From the Department of Pathology, Vancouver General Hospital, Vancouver, British Columbia, Canada.
Arch Pathol Lab Med. 2020 Dec 1;144(12):1509-1516. doi: 10.5858/arpa.2019-0628-RA.
CONTEXT.—: Various pulmonary diseases can produce centrilobular (peribronchiolar) fibrosis, which may be isolated or associated with other patterns of more diffuse fibrosis. The major forms of interstitial lung disease in which centrilobular fibrosis is found are fibrotic (chronic) hypersensitivity pneumonitis, connective tissue disease-associated interstitial lung disease, and (a disputed issue) usual interstitial pneumonia/idiopathic interstitial fibrosis.
OBJECTIVE.—: To review recent literature that addresses separation of these entities.
DATA SOURCES.—: Data comprised recent publications.
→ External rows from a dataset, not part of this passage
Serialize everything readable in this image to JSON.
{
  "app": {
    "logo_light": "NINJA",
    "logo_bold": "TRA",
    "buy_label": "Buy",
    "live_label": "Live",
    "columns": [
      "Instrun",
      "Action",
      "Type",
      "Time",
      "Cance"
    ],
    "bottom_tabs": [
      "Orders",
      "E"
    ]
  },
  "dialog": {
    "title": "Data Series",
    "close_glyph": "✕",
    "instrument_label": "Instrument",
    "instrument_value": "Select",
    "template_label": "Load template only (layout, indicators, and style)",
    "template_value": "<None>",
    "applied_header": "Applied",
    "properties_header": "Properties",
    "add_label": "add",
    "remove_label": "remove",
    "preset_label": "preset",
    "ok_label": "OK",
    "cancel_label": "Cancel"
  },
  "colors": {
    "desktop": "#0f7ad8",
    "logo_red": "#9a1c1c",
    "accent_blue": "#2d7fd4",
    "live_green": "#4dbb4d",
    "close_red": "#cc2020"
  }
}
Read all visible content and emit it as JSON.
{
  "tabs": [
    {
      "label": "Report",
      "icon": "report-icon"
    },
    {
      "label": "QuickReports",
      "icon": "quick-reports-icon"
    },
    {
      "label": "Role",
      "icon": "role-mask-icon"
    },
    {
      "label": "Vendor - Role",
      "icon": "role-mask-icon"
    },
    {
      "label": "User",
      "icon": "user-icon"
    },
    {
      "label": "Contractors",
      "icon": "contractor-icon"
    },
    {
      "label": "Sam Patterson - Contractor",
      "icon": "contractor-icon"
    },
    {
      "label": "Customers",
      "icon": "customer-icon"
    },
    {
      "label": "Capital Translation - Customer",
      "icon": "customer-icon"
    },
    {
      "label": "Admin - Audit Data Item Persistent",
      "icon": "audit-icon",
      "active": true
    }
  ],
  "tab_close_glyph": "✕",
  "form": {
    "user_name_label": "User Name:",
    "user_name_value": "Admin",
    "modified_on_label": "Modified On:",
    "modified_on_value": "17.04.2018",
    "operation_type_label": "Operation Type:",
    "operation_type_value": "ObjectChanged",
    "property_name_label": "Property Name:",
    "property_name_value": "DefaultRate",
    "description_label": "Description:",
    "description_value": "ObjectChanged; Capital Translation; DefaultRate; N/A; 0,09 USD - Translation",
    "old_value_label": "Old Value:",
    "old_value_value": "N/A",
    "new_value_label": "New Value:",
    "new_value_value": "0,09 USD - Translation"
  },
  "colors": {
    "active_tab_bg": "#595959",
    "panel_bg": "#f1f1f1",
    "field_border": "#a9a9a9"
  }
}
CONCLUSIONS.—: In a specially constructed multidisciplinary discussion exercise, it was found that peribronchiolar metaplasia affecting more than half the bronchioles or more than 2 foci of peribronchiolar metaplasia per square centimeter of biopsy area was strongly associated with a confident diagnosis of fibrotic hypersensitivity pneumonitis. Giant cells or granulomas were only found in cases with a greater than 50% diagnostic confidence in hypersensitivity pneumonitis. Conversely, greater numbers of fibroblast foci per square centimeter and increasing measured amounts of subpleural fibrosis favored a diagnosis of usual interstitial pneumonia. Recent data also suggest that centrilobular fibrosis can be found in usual interstitial pneumonia, although the presence of centrilobular fibrosis statistically favors an alternate diagnosis. Connective tissue disease is a major confounder because many patterns are very similar to fibrotic hypersensitivity pneumonitis or usual interstitial pneumonia. Genetic abnormalities, such as the MUC5B minor allele overlap, in these conditions and at this point cannot be used for discrimination. Thus, the separation of fibrotic hypersensitivity pneumonitis and usual interstitial pneumonia remains a difficult problem. Accurate biopsy diagnosis of all of these diseases requires correlation with imaging and clinical findings, and is crucial for treatment.
各种肺部疾病均可导致中央性(细支气管周围)纤维化,这种纤维化可以是孤立性的,也可以与其他弥漫性纤维化模式同时存在。在伴有中央性纤维化的各种间质性肺疾病中,主要包括纤维化(慢性)过敏性肺炎、结缔组织病相关间质性肺病,以及(存在争议)普通型间质性肺炎/特发性间质性纤维化。
综述近期关于这些实体疾病鉴别的文献。
数据来源于近期出版物。
在一项特别构建的多学科讨论实践中发现,超过半数的细支气管或每平方毫米活检面积超过 2 个细支气管周围化生灶的支气管周围化生与纤维化过敏性肺炎的明确诊断具有强烈相关性。只有在过敏性肺炎的诊断置信度大于 50%的情况下才能发现多核巨细胞或肉芽肿。相反,每平方毫米的成纤维细胞灶数量越多,胸膜下纤维化程度越高,越支持普通型间质性肺炎的诊断。最近的数据还表明,中央性纤维化可存在于普通型间质性肺炎中,尽管中央性纤维化的存在从统计学上支持其他诊断。结缔组织病是一个主要的混杂因素,因为许多模式与纤维化过敏性肺炎或普通型间质性肺炎非常相似。这些疾病中存在的遗传异常,如 MUC5B 次要等位基因重叠,目前无法用于鉴别。因此,纤维化过敏性肺炎和普通型间质性肺炎的鉴别仍然是一个难题。所有这些疾病的准确活检诊断都需要与影像学和临床发现相关联,这对于治疗至关重要。